Valeur (faciale) d'une monnaie
Puisque la monnaie est une forme particulière d'avoir parmi d'autres, elle a une valeur. La valeur d'une monnaie s'établit par comparaison avec celle des autres marchandises: elle est représentée par un certain pouvoir d'achat. Si le prix des marchandises monte, c'est que la valeur monétaire baisse: avec une même unité monétaire, on achète moins. L'évolution de la valeur de l'unité monétaire est représentée par les indices représentant les mouvements des prix, l'inflation. La stabilité d'une monnaie détermine sa capacité de maintenir sa valeur par rapport aux prix des marchandises mais aussi par rapport aux autres monnaies.

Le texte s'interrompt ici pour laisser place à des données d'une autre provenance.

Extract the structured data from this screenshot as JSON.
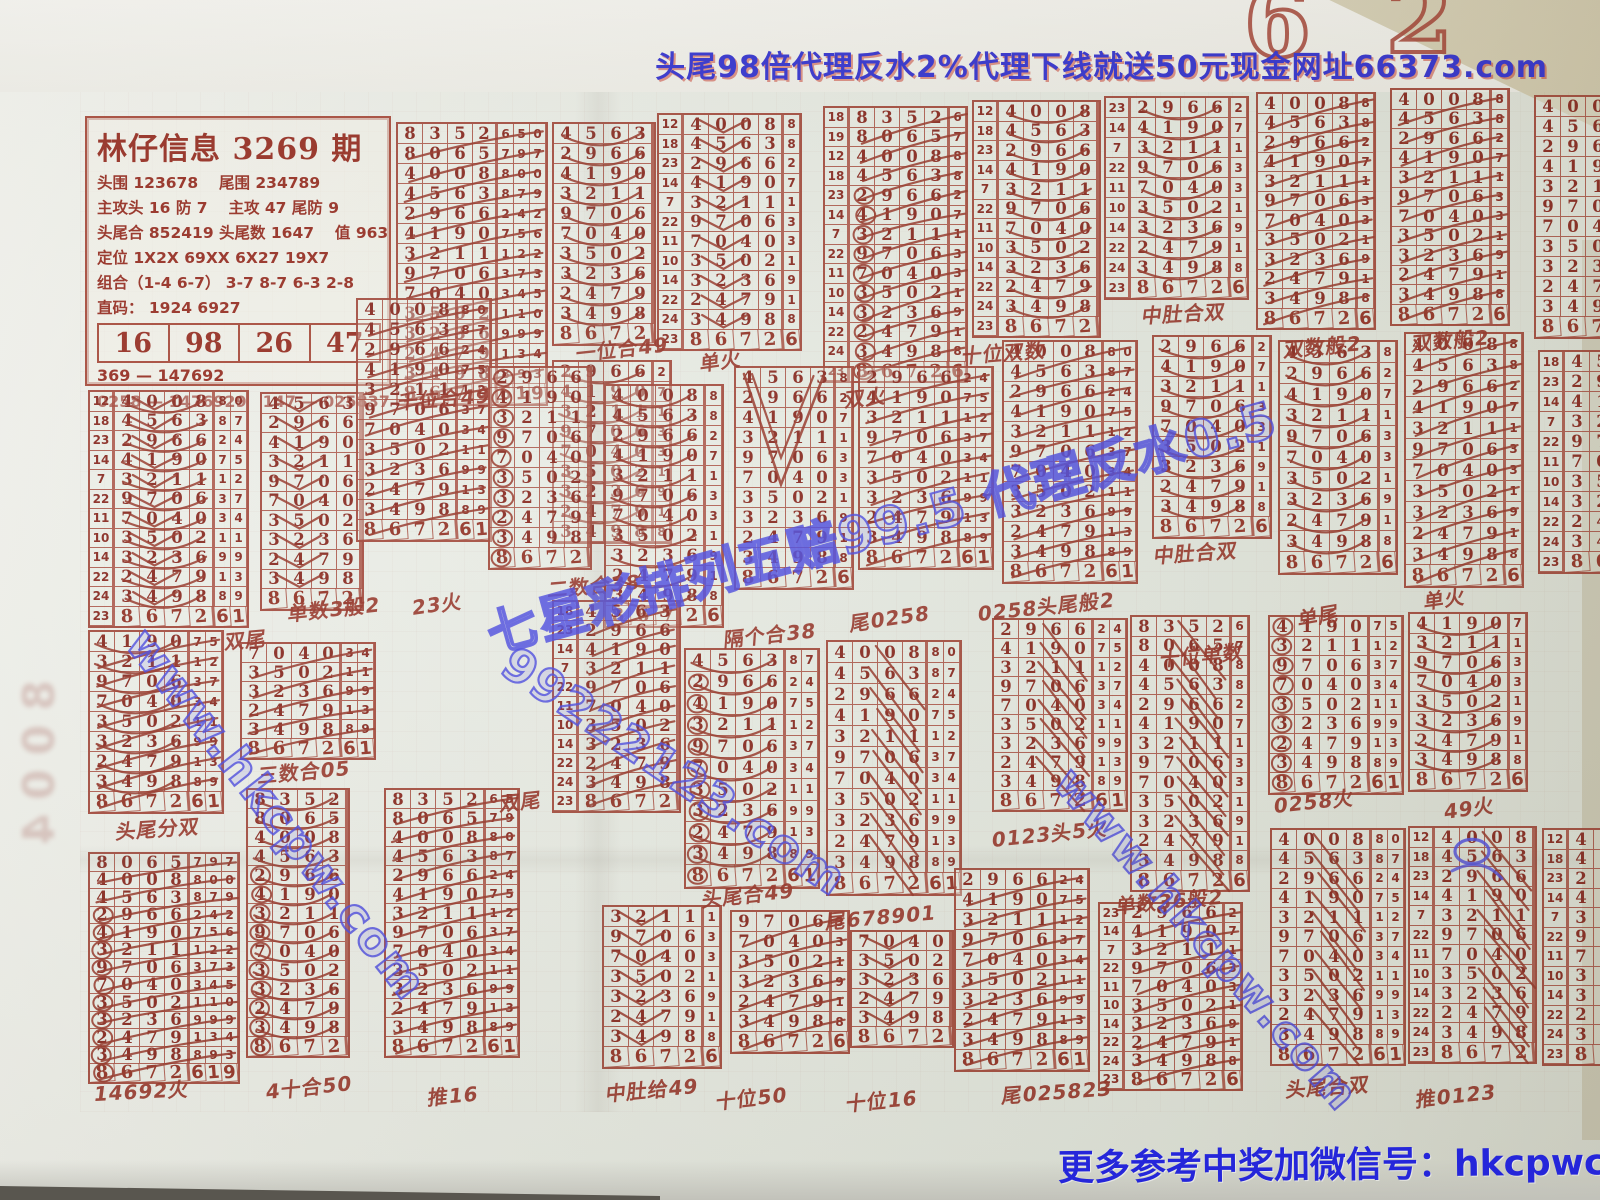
{
  "colors": {
    "ink": "#7e150c",
    "line": "#9e3628",
    "blue": "#2525da",
    "mark": "#8d2316",
    "bluepen": "#3c3ce6"
  },
  "banner": {
    "text": "头尾98倍代理反水2%代理下线就送50元现金网址66373.com"
  },
  "wechat_note": {
    "text": "更多参考中奖加微信号：hkcpwcn"
  },
  "top_scrap": {
    "digit1": "6",
    "digit2": "2"
  },
  "ghost_text": "8004",
  "info_box": {
    "title": "林仔信息 3269 期",
    "lines": [
      "头围 123678　 尾围 234789",
      "主攻头 16 防 7 　主攻 47 尾防 9",
      "头尾合 852419  头尾数 1647 　值 963",
      "定位 1X2X  69XX  6X27  19X7",
      "组合（1-4 6-7） 3-7  8-7  6-3  2-8",
      "直码： 1924  6927"
    ],
    "table": [
      "16",
      "98",
      "26",
      "47"
    ],
    "footer": [
      "369 — 147692",
      "0258 — 1476929　147 — 025837"
    ]
  },
  "master_rows": [
    {
      "s": "18",
      "d": "8352",
      "e": "650"
    },
    {
      "s": "19",
      "d": "8065",
      "e": "797"
    },
    {
      "s": "12",
      "d": "4008",
      "e": "800"
    },
    {
      "s": "18",
      "d": "4563",
      "e": "879"
    },
    {
      "s": "23",
      "d": "2966",
      "e": "242"
    },
    {
      "s": "14",
      "d": "4190",
      "e": "756"
    },
    {
      "s": "7",
      "d": "3211",
      "e": "122"
    },
    {
      "s": "22",
      "d": "9706",
      "e": "373"
    },
    {
      "s": "11",
      "d": "7040",
      "e": "345"
    },
    {
      "s": "10",
      "d": "3502",
      "e": "110"
    },
    {
      "s": "14",
      "d": "3236",
      "e": "999"
    },
    {
      "s": "22",
      "d": "2479",
      "e": "134"
    },
    {
      "s": "24",
      "d": "3498",
      "e": "893"
    },
    {
      "s": "23",
      "d": "8672",
      "e": "619"
    }
  ],
  "grids": [
    {
      "x": 396,
      "y": 122,
      "f": 0,
      "t": 13,
      "su": 0,
      "ex": 3,
      "rh": 20,
      "mk": [
        "slash"
      ]
    },
    {
      "x": 552,
      "y": 122,
      "f": 3,
      "t": 13,
      "su": 0,
      "ex": 0,
      "rh": 20,
      "mk": [
        "arcs"
      ]
    },
    {
      "x": 552,
      "y": 360,
      "f": 4,
      "t": 12,
      "su": 0,
      "ex": 1,
      "rh": 20,
      "mk": [
        "arcs"
      ]
    },
    {
      "x": 657,
      "y": 113,
      "f": 2,
      "t": 13,
      "su": 1,
      "ex": 1,
      "rh": 19.5,
      "mk": [
        "vee"
      ]
    },
    {
      "x": 823,
      "y": 106,
      "f": 0,
      "t": 13,
      "su": 1,
      "ex": 1,
      "rh": 19.5,
      "mk": [
        "circles",
        "slash"
      ]
    },
    {
      "x": 972,
      "y": 100,
      "f": 2,
      "t": 13,
      "su": 1,
      "ex": 0,
      "rh": 19.5,
      "mk": [
        "arcs"
      ]
    },
    {
      "x": 1104,
      "y": 96,
      "f": 4,
      "t": 13,
      "su": 1,
      "ex": 1,
      "rh": 20,
      "mk": [
        "arcs"
      ]
    },
    {
      "x": 1256,
      "y": 92,
      "f": 2,
      "t": 13,
      "su": 0,
      "ex": 1,
      "rh": 19.5,
      "mk": [
        "slash"
      ]
    },
    {
      "x": 1390,
      "y": 88,
      "f": 2,
      "t": 13,
      "su": 0,
      "ex": 1,
      "rh": 19.5,
      "mk": [
        "slash"
      ]
    },
    {
      "x": 1534,
      "y": 95,
      "f": 2,
      "t": 13,
      "su": 0,
      "ex": 0,
      "rh": 20,
      "mk": []
    },
    {
      "x": 88,
      "y": 390,
      "f": 2,
      "t": 13,
      "su": 1,
      "ex": 2,
      "rh": 19.5,
      "mk": [
        "vee",
        "arcs"
      ]
    },
    {
      "x": 260,
      "y": 392,
      "f": 3,
      "t": 13,
      "su": 0,
      "ex": 0,
      "rh": 19.5,
      "mk": [
        "vee"
      ]
    },
    {
      "x": 356,
      "y": 298,
      "f": 2,
      "t": 13,
      "su": 0,
      "ex": 2,
      "rh": 20,
      "mk": [
        "slash"
      ]
    },
    {
      "x": 488,
      "y": 366,
      "f": 4,
      "t": 13,
      "su": 0,
      "ex": 0,
      "rh": 20,
      "mk": [
        "circlesLeft"
      ]
    },
    {
      "x": 604,
      "y": 384,
      "f": 2,
      "t": 13,
      "su": 0,
      "ex": 1,
      "rh": 20,
      "mk": [
        "arcs"
      ]
    },
    {
      "x": 734,
      "y": 366,
      "f": 3,
      "t": 13,
      "su": 0,
      "ex": 1,
      "rh": 20,
      "mk": [
        "bigv"
      ]
    },
    {
      "x": 858,
      "y": 366,
      "f": 4,
      "t": 13,
      "su": 0,
      "ex": 2,
      "rh": 20,
      "mk": [
        "slash"
      ]
    },
    {
      "x": 1002,
      "y": 340,
      "f": 2,
      "t": 13,
      "su": 0,
      "ex": 2,
      "rh": 20,
      "mk": [
        "slash"
      ]
    },
    {
      "x": 1152,
      "y": 335,
      "f": 4,
      "t": 13,
      "su": 0,
      "ex": 1,
      "rh": 20,
      "mk": [
        "arcs"
      ]
    },
    {
      "x": 1278,
      "y": 340,
      "f": 3,
      "t": 13,
      "su": 0,
      "ex": 1,
      "rh": 21,
      "mk": [
        "arcs"
      ]
    },
    {
      "x": 1404,
      "y": 332,
      "f": 2,
      "t": 13,
      "su": 0,
      "ex": 1,
      "rh": 21,
      "mk": [
        "slash"
      ]
    },
    {
      "x": 1538,
      "y": 350,
      "f": 3,
      "t": 13,
      "su": 1,
      "ex": 0,
      "rh": 20,
      "mk": []
    },
    {
      "x": 88,
      "y": 630,
      "f": 5,
      "t": 13,
      "su": 0,
      "ex": 2,
      "rh": 20,
      "mk": [
        "slash",
        "arcs"
      ]
    },
    {
      "x": 240,
      "y": 642,
      "f": 8,
      "t": 13,
      "su": 0,
      "ex": 2,
      "rh": 19,
      "mk": [
        "slash"
      ]
    },
    {
      "x": 552,
      "y": 600,
      "f": 3,
      "t": 13,
      "su": 1,
      "ex": 0,
      "rh": 19,
      "mk": [
        "slash"
      ]
    },
    {
      "x": 684,
      "y": 648,
      "f": 3,
      "t": 13,
      "su": 0,
      "ex": 2,
      "rh": 21.5,
      "mk": [
        "circlesLeft",
        "arcs"
      ]
    },
    {
      "x": 826,
      "y": 640,
      "f": 2,
      "t": 13,
      "su": 0,
      "ex": 2,
      "rh": 21,
      "mk": [
        "slashsteep"
      ]
    },
    {
      "x": 992,
      "y": 618,
      "f": 4,
      "t": 13,
      "su": 0,
      "ex": 2,
      "rh": 19,
      "mk": [
        "slashsteep"
      ]
    },
    {
      "x": 1130,
      "y": 615,
      "f": 0,
      "t": 13,
      "su": 0,
      "ex": 1,
      "rh": 19.5,
      "mk": [
        "slashsteep"
      ]
    },
    {
      "x": 1268,
      "y": 615,
      "f": 5,
      "t": 13,
      "su": 0,
      "ex": 2,
      "rh": 19.5,
      "mk": [
        "circlesLeft"
      ]
    },
    {
      "x": 1408,
      "y": 612,
      "f": 5,
      "t": 13,
      "su": 0,
      "ex": 1,
      "rh": 19.5,
      "mk": [
        "arcs"
      ]
    },
    {
      "x": 88,
      "y": 852,
      "f": 1,
      "t": 13,
      "su": 0,
      "ex": 3,
      "rh": 17.5,
      "mk": [
        "circlesLeft",
        "slash"
      ]
    },
    {
      "x": 246,
      "y": 788,
      "f": 0,
      "t": 13,
      "su": 0,
      "ex": 0,
      "rh": 19,
      "mk": [
        "circlesLeft",
        "arcs"
      ]
    },
    {
      "x": 384,
      "y": 788,
      "f": 0,
      "t": 13,
      "su": 0,
      "ex": 2,
      "rh": 19,
      "mk": [
        "slash"
      ]
    },
    {
      "x": 602,
      "y": 905,
      "f": 6,
      "t": 13,
      "su": 0,
      "ex": 1,
      "rh": 20,
      "mk": [
        "vee"
      ]
    },
    {
      "x": 730,
      "y": 910,
      "f": 7,
      "t": 13,
      "su": 0,
      "ex": 1,
      "rh": 20,
      "mk": [
        "slash"
      ]
    },
    {
      "x": 850,
      "y": 930,
      "f": 8,
      "t": 13,
      "su": 0,
      "ex": 0,
      "rh": 19,
      "mk": [
        "vee"
      ]
    },
    {
      "x": 954,
      "y": 868,
      "f": 4,
      "t": 13,
      "su": 0,
      "ex": 2,
      "rh": 20,
      "mk": [
        "slash"
      ]
    },
    {
      "x": 1098,
      "y": 902,
      "f": 4,
      "t": 13,
      "su": 1,
      "ex": 1,
      "rh": 18.5,
      "mk": [
        "slash"
      ]
    },
    {
      "x": 1270,
      "y": 828,
      "f": 2,
      "t": 13,
      "su": 0,
      "ex": 2,
      "rh": 19.5,
      "mk": [
        "slashsteep"
      ]
    },
    {
      "x": 1408,
      "y": 826,
      "f": 2,
      "t": 13,
      "su": 1,
      "ex": 0,
      "rh": 19.5,
      "mk": [
        "slashsteep",
        "blue"
      ]
    },
    {
      "x": 1542,
      "y": 828,
      "f": 2,
      "t": 13,
      "su": 1,
      "ex": 0,
      "rh": 19.5,
      "mk": []
    }
  ],
  "captions": [
    {
      "t": "千位合49",
      "x": 398,
      "y": 386,
      "r": -4
    },
    {
      "t": "一位合49",
      "x": 576,
      "y": 338,
      "r": -6
    },
    {
      "t": "单火",
      "x": 700,
      "y": 348,
      "r": -8
    },
    {
      "t": "双火",
      "x": 845,
      "y": 384,
      "r": -6
    },
    {
      "t": "十位双数",
      "x": 962,
      "y": 340,
      "r": -4
    },
    {
      "t": "中肚合双",
      "x": 1142,
      "y": 300,
      "r": -3
    },
    {
      "t": "双数般2",
      "x": 1284,
      "y": 334,
      "r": -5
    },
    {
      "t": "双数般2",
      "x": 1412,
      "y": 328,
      "r": -5
    },
    {
      "t": "双尾",
      "x": 225,
      "y": 626,
      "r": -5
    },
    {
      "t": "单数3般2",
      "x": 288,
      "y": 598,
      "r": -6
    },
    {
      "t": "23火",
      "x": 412,
      "y": 592,
      "r": -8
    },
    {
      "t": "二数合38",
      "x": 548,
      "y": 574,
      "r": -5
    },
    {
      "t": "隔个合38",
      "x": 724,
      "y": 624,
      "r": -6
    },
    {
      "t": "尾0258",
      "x": 850,
      "y": 608,
      "r": -8
    },
    {
      "t": "0258头尾般2",
      "x": 978,
      "y": 598,
      "r": -6
    },
    {
      "t": "中肚合双",
      "x": 1154,
      "y": 540,
      "r": -4
    },
    {
      "t": "十位单数",
      "x": 1160,
      "y": 643,
      "r": -5
    },
    {
      "t": "单尾",
      "x": 1298,
      "y": 604,
      "r": -10
    },
    {
      "t": "单火",
      "x": 1424,
      "y": 586,
      "r": -8
    },
    {
      "t": "头尾分双",
      "x": 116,
      "y": 816,
      "r": -4
    },
    {
      "t": "三数合05",
      "x": 258,
      "y": 760,
      "r": -5
    },
    {
      "t": "双尾",
      "x": 500,
      "y": 788,
      "r": -6
    },
    {
      "t": "头尾合49",
      "x": 702,
      "y": 884,
      "r": -6
    },
    {
      "t": "尾678901",
      "x": 826,
      "y": 906,
      "r": -5
    },
    {
      "t": "0123头5火",
      "x": 992,
      "y": 824,
      "r": -6
    },
    {
      "t": "单数36般2",
      "x": 1116,
      "y": 890,
      "r": -5
    },
    {
      "t": "0258火",
      "x": 1274,
      "y": 790,
      "r": -6
    },
    {
      "t": "49火",
      "x": 1444,
      "y": 796,
      "r": -8
    },
    {
      "t": "14692火",
      "x": 94,
      "y": 1078,
      "r": -3
    },
    {
      "t": "4十合50",
      "x": 266,
      "y": 1076,
      "r": -6
    },
    {
      "t": "推16",
      "x": 428,
      "y": 1082,
      "r": -5
    },
    {
      "t": "中肚给49",
      "x": 606,
      "y": 1078,
      "r": -5
    },
    {
      "t": "十位50",
      "x": 716,
      "y": 1086,
      "r": -6
    },
    {
      "t": "十位16",
      "x": 846,
      "y": 1088,
      "r": -5
    },
    {
      "t": "尾025823",
      "x": 1002,
      "y": 1080,
      "r": -4
    },
    {
      "t": "头尾合双",
      "x": 1286,
      "y": 1074,
      "r": -4
    },
    {
      "t": "推0123",
      "x": 1416,
      "y": 1084,
      "r": -6
    }
  ],
  "watermarks": [
    {
      "t": "www.hkcpw.com",
      "x": 158,
      "y": 618,
      "r": 52,
      "s": 46
    },
    {
      "t": "七星彩排列五赔99.5 代理反水0.5",
      "x": 478,
      "y": 598,
      "r": -15.5,
      "s": 50
    },
    {
      "t": "99222123.com",
      "x": 522,
      "y": 636,
      "r": 34,
      "s": 46
    },
    {
      "t": "www.hkcpw.com",
      "x": 1082,
      "y": 758,
      "r": 49,
      "s": 44
    }
  ]
}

La valeur faciale est celle indiquée sur les billets ou pièces.
Valeur libératoire
Se dit d'un moyen de paiement que l'on est obligé d'accepter à sa valeur faciale (celle inscrite sur le billet ou la pièce) pour éteindre une dette. Les billets et pièces de monnaie d'un pays ont valeur libératoire dans ce même pays car toutes les parties sont obligées de les accepter. Cela n'est pas le cas des monnaies étrangères.